Are you considering renting out a portion of your home? There may be some tax implications to consider – both for now and in the future.
Principal residence exemption
Often, when you sell your “principal residence” there is no resulting tax implication. This is because of the principal residence exemption, which allows an adjustment to the amount required to be reported as a gain on the sale of your home. In many cases, the principal residence exemption reduces the taxable gain to zero.
Change in use – deemed disposition
When you change a property from one use to another (either from personal use to re
ntal or vice versa), there is a deemed disposition of the portion that changes use. For example, if you decide to renovate your home to add a suite, and then you rent out the suite, the portion you are renting is deemed to be “disposed of”. The disposition is deemed to be at fair market value, which could result in a gain (often offset at this time by the principal residence exemption).
Adjusted cost base
When the change in use happens, it is important to get an accurate assessment of the fair market value of the home, and to allocate the fair market value on a reasonable basis between the principal residence portion and the rental portion of the home. The fair market value of the rental portion now becomes its “adjusted cost base”. The cost base of the rental portion would be subtracted from the proceeds in the future if you sell the home in order to determine your taxable capital gain. Once the rental portion has been segregated, costs incurred for large items related to the rental can be added to the cost base of the rental. These would need to be expenditures that would be considered capital in nature, such as the addition of a garage.
If you sell the house in the future, the proceeds related to the rental portion would not be sheltered by the principal residence exemption. This means that there could be an unexpected (and sometimes large) taxable capital gain when you sell your home. The proceeds of the sale would be allocated to both the principal residence and the rental portion of the home, and the adjusted cost base of each would be subtracted from the proceeds to calculate the gain related to each portion. The rental portion of the gain would be subject to tax, while the principal residence portion often would not be.
Tax on rental income
Once you are receiving income from the rental of a portion of your home, you are required to report it on your income tax return. You are also permitted to deduct most expenses related to earning the rental income. Some common expenses that may be incurred related to the rental are:
- costs of advertising the rental unit
- repairs and maintenance
- mortgage interest (not principal)
- property taxes
Capital cost allowance
Another deductible expense related to rental units is capital cost allowance.
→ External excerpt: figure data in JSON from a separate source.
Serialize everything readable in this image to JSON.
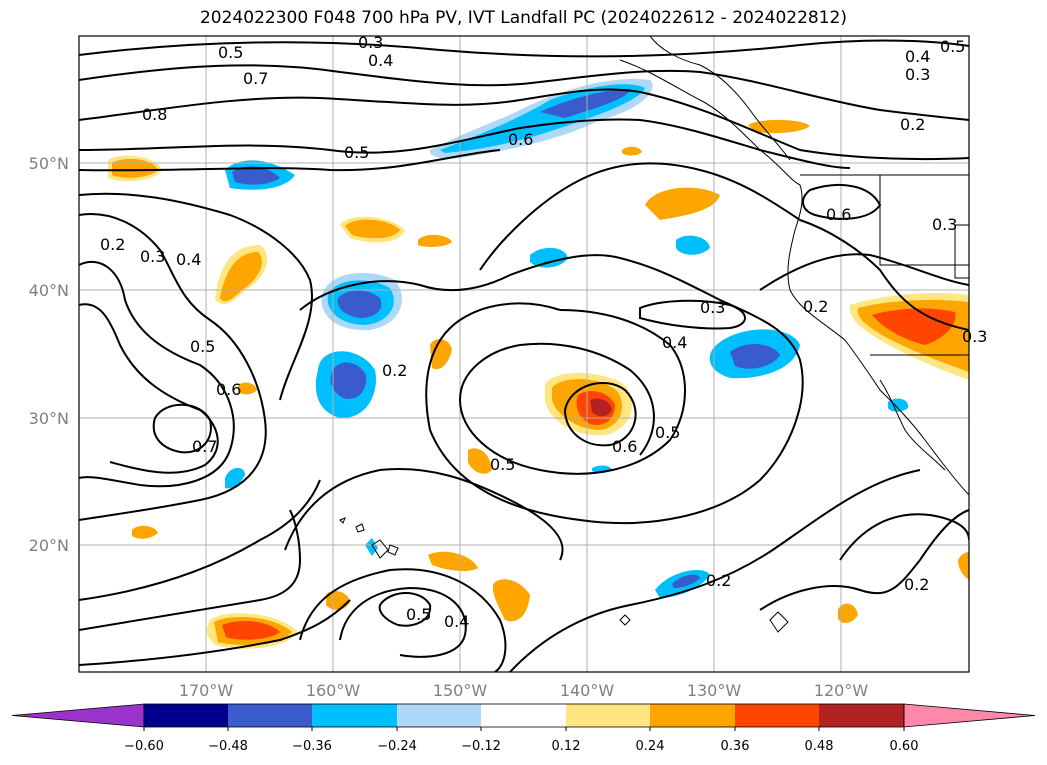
{
  "title": "2024022300 F048 700 hPa PV, IVT Landfall PC (2024022612 - 2024022812)",
  "map": {
    "lat_ticks": [
      "50°N",
      "40°N",
      "30°N",
      "20°N"
    ],
    "lon_ticks": [
      "170°W",
      "160°W",
      "150°W",
      "140°W",
      "130°W",
      "120°W"
    ],
    "contour_labels": [
      "0.5",
      "0.7",
      "0.8",
      "0.4",
      "0.3",
      "0.5",
      "0.6",
      "0.5",
      "0.4",
      "0.3",
      "0.2",
      "0.6",
      "0.3",
      "0.2",
      "0.3",
      "0.4",
      "0.5",
      "0.6",
      "0.7",
      "0.2",
      "0.5",
      "0.4",
      "0.3",
      "0.6",
      "0.5",
      "0.2",
      "0.3",
      "0.5",
      "0.4",
      "0.2",
      "0.2"
    ]
  },
  "colorbar": {
    "ticks": [
      "−0.60",
      "−0.48",
      "−0.36",
      "−0.24",
      "−0.12",
      "0.12",
      "0.24",
      "0.36",
      "0.48",
      "0.60"
    ],
    "colors": [
      "#9933cc",
      "#00008b",
      "#3a5bcc",
      "#00bfff",
      "#add8f7",
      "#ffffff",
      "#ffe680",
      "#ffa500",
      "#ff4500",
      "#b22222",
      "#ff88aa"
    ]
  }
}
Capital cost allowance is an expense taken each year related to the depreciation of the rental. However, any capital cost allowance that you take will be deducted from the cost base of the rental unit. The implication of taking capital cost allowance is that the taxable capital gain when the rental unit is sold in the future could be much higher than expected if the cost base has been reduced through claiming capital cost allowance.
There may be opportunities for income splitting on rental units. If your spouse or children provide work related to earning the income, it may be possible to spread the income over two or more people.
Changing the use of a portion of your home from residence to rental can be more complicated than you think. Often times, no consideration is given to the tax consequences of such an adjustment, and taxpayers can be on the hook for thousands of dollars in taxes, either now or in the future. It’s a good idea to talk to your accountant in order to make the best use of the tax regulations related to rental units before you go ahead with the decision to start renting.